Titel
Belastingdienst mocht informatieverzoek doen in Jersey
Publicatiedatum
05/10/2023
Categorie
Internationaal
Bron
Hoge Raad
Aard
jurisprudentie
Nummer
ECLINLHR20231270, 21/03671
Samenvatting

Nederland en Jersey hebben een verdrag over de uitwisseling van informatie in belastingzaken gesloten. Dat verdrag is op 1 maart 2008 in werking getreden. Volgens het verdrag kan over de periode vóór 1 januari 2009 alleen informatie worden opgevraagd als het zogenaamde ‘criminal tax matters’ betreft.

De Nederlandse Belastingdienst heeft in 2014 een informatieverzoek betreffende een op Jersey gevestigde trust, die door een inwoner van Nederland is ingesteld. Het verzoek heeft betrekking op de jaren 2008 tot en met 2012. Naar aanleiding van de ontvangen informatie heeft de inspecteur de belanghebbende vragen gesteld over de toerekening van vermogen van en inkomsten uit de trust aan hem. Wegens het niet voldoen aan de informatieverplichtingen heeft de inspecteur informatiebeschikkingen gegeven.

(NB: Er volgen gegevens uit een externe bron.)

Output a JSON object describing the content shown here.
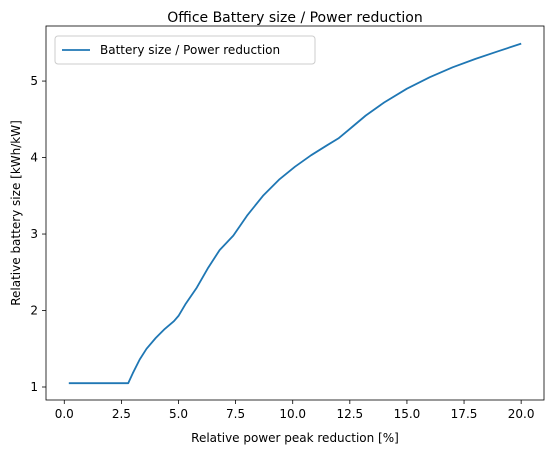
{
  "chart_data": {
    "type": "line",
    "title": "Office Battery size / Power reduction",
    "xlabel": "Relative power peak reduction [%]",
    "ylabel": "Relative battery size [kWh/kW]",
    "xlim": [
      -0.8,
      21.0
    ],
    "ylim": [
      0.83,
      5.72
    ],
    "grid": false,
    "legend_position": "top-left",
    "xticks": [
      0.0,
      2.5,
      5.0,
      7.5,
      10.0,
      12.5,
      15.0,
      17.5,
      20.0
    ],
    "xtick_labels": [
      "0.0",
      "2.5",
      "5.0",
      "7.5",
      "10.0",
      "12.5",
      "15.0",
      "17.5",
      "20.0"
    ],
    "yticks": [
      1,
      2,
      3,
      4,
      5
    ],
    "ytick_labels": [
      "1",
      "2",
      "3",
      "4",
      "5"
    ],
    "series": [
      {
        "name": "Battery size / Power reduction",
        "color": "#1f77b4",
        "x": [
          0.2,
          1.0,
          2.0,
          2.8,
          3.0,
          3.3,
          3.6,
          4.0,
          4.4,
          4.8,
          5.0,
          5.3,
          5.8,
          6.3,
          6.8,
          7.4,
          8.0,
          8.7,
          9.4,
          10.1,
          10.8,
          11.5,
          12.0,
          12.6,
          13.2,
          14.0,
          15.0,
          16.0,
          17.0,
          18.0,
          19.0,
          20.0
        ],
        "y": [
          1.05,
          1.05,
          1.05,
          1.05,
          1.18,
          1.36,
          1.5,
          1.64,
          1.76,
          1.86,
          1.93,
          2.08,
          2.3,
          2.56,
          2.79,
          2.98,
          3.24,
          3.5,
          3.71,
          3.88,
          4.03,
          4.16,
          4.25,
          4.4,
          4.55,
          4.72,
          4.9,
          5.05,
          5.18,
          5.29,
          5.39,
          5.49
        ]
      }
    ]
  }
}
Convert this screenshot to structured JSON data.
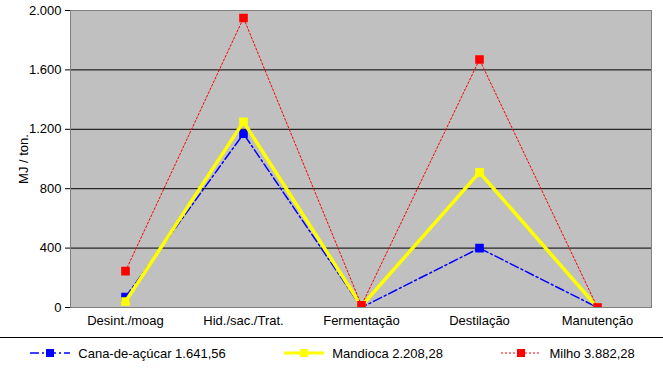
{
  "chart_data": {
    "type": "line",
    "y_label": "MJ / ton.",
    "categories": [
      "Desint./moag",
      "Hid./sac./Trat.",
      "Fermentação",
      "Destilação",
      "Manutenção"
    ],
    "series": [
      {
        "name": "Cana-de-açúcar 1.641,56",
        "color": "#0000ff",
        "line_style": "dashdot",
        "marker": "square",
        "values": [
          70,
          1170,
          0,
          400,
          0
        ]
      },
      {
        "name": "Mandioca 2.208,28",
        "color": "#ffff00",
        "line_style": "solid",
        "marker": "square",
        "values": [
          40,
          1250,
          10,
          910,
          0
        ]
      },
      {
        "name": "Milho 3.882,28",
        "color": "#ff0000",
        "line_style": "dotted",
        "marker": "square",
        "values": [
          245,
          1950,
          15,
          1670,
          0
        ]
      }
    ],
    "ylim": [
      0,
      2000
    ],
    "yticks": [
      0,
      400,
      800,
      {
        "value": 1200,
        "label": "1.200"
      },
      {
        "value": 1600,
        "label": "1.600"
      },
      {
        "value": 2000,
        "label": "2.000"
      }
    ],
    "grid": true,
    "legend": "bottom"
  }
}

Hof Arnhem-Leeuwarden heeft geoordeeld dat de inspecteur ten onrechte in het informatieverzoek heeft vermeld dat sprake is van ‘criminal tax matters’. De van de autoriteiten van Jersey ontvangen informatie is onrechtmatig verkregen bewijs, voor zover deze betrekking heeft op jaren vóór 1 januari 2009. Volgens het hof had de inspecteur een redelijk vermoeden van schuld moeten hebben om in zijn verzoek aan te geven dat sprake was van ‘criminal tax matters’. Het hof heeft verder vastgesteld dat de belanghebbende wegens ziekte niet meer in staat is de lopende procedure te begrijpen en niet in staat is vragen te beantwoorden of inlichtingen te verstrekken. De vragen in de informatiebeschikkingen hoeven alleen beantwoord te worden voor zover de gemachtigde van de belanghebbende over de benodigde informatie beschikt.

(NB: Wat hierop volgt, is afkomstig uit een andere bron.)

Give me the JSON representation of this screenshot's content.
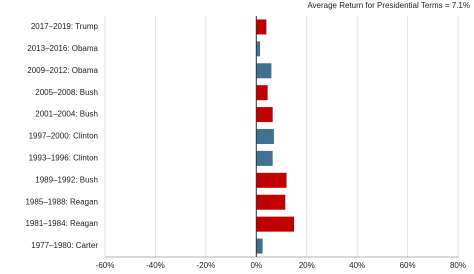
{
  "chart_data": {
    "type": "hbar",
    "title": "Average Return for Presidential Terms = 7.1%",
    "categories": [
      "2017–2019: Trump",
      "2013–2016: Obama",
      "2009–2012: Obama",
      "2005–2008: Bush",
      "2001–2004: Bush",
      "1997–2000: Clinton",
      "1993–1996: Clinton",
      "1989–1992: Bush",
      "1985–1988: Reagan",
      "1981–1984: Reagan",
      "1977–1980: Carter"
    ],
    "values": [
      4,
      1.5,
      6,
      4.5,
      6.5,
      7,
      6.5,
      12,
      11.5,
      15,
      2.5
    ],
    "colors": [
      "#c00000",
      "#3f7190",
      "#3f7190",
      "#c00000",
      "#c00000",
      "#3f7190",
      "#3f7190",
      "#c00000",
      "#c00000",
      "#c00000",
      "#3f7190"
    ],
    "xlim": [
      -60,
      80
    ],
    "xticks": [
      {
        "value": -60,
        "label": "-60%"
      },
      {
        "value": -40,
        "label": "-40%"
      },
      {
        "value": -20,
        "label": "-20%"
      },
      {
        "value": 0,
        "label": "0%"
      },
      {
        "value": 20,
        "label": "20%"
      },
      {
        "value": 40,
        "label": "40%"
      },
      {
        "value": 60,
        "label": "60%"
      },
      {
        "value": 80,
        "label": "80%"
      }
    ],
    "grid": true
  }
}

De Hoge Raad heeft in cassatie de uitspraak van het hof vernietigd. Onder het begrip ‘criminal tax matters’ vallen ook strafrechtelijke belastingzaken, die Nederland administratiefrechtelijk afdoet en onderzoeken naar fraude, die zouden kunnen leiden tot strafrechtelijke vervolging. Bij een verzoek om informatie hoeft geen bewijs geleverd te worden van opzet of van een redelijk vermoeden van schuld. Voldoende is dat in het informatieverzoek is toegelicht dat het onderzoek van de inspecteur was gericht op het opzettelijk onjuist doen van belastingaangiften in verband met in het buitenland ondergebracht vermogen.

Verder had het hof moeten beoordelen of het niet voldoen aan de informatieverplichtingen de belanghebbende kan worden aangerekend. De vaststelling dat de belanghebbende niet meer in staat is de procedure te begrijpen, vragen te beantwoorden of anderszins inlichtingen te verstrekken is daartoe niet voldoende. Die vaststelling sluit niet uit dat de belanghebbende, toen hij werd geconfronteerd met de gestelde vragen, nog wel in staat was om deze te beantwoorden.

De Hoge Raad heeft de procedure voor verdere behandeling verwezen naar Hof Den Bosch.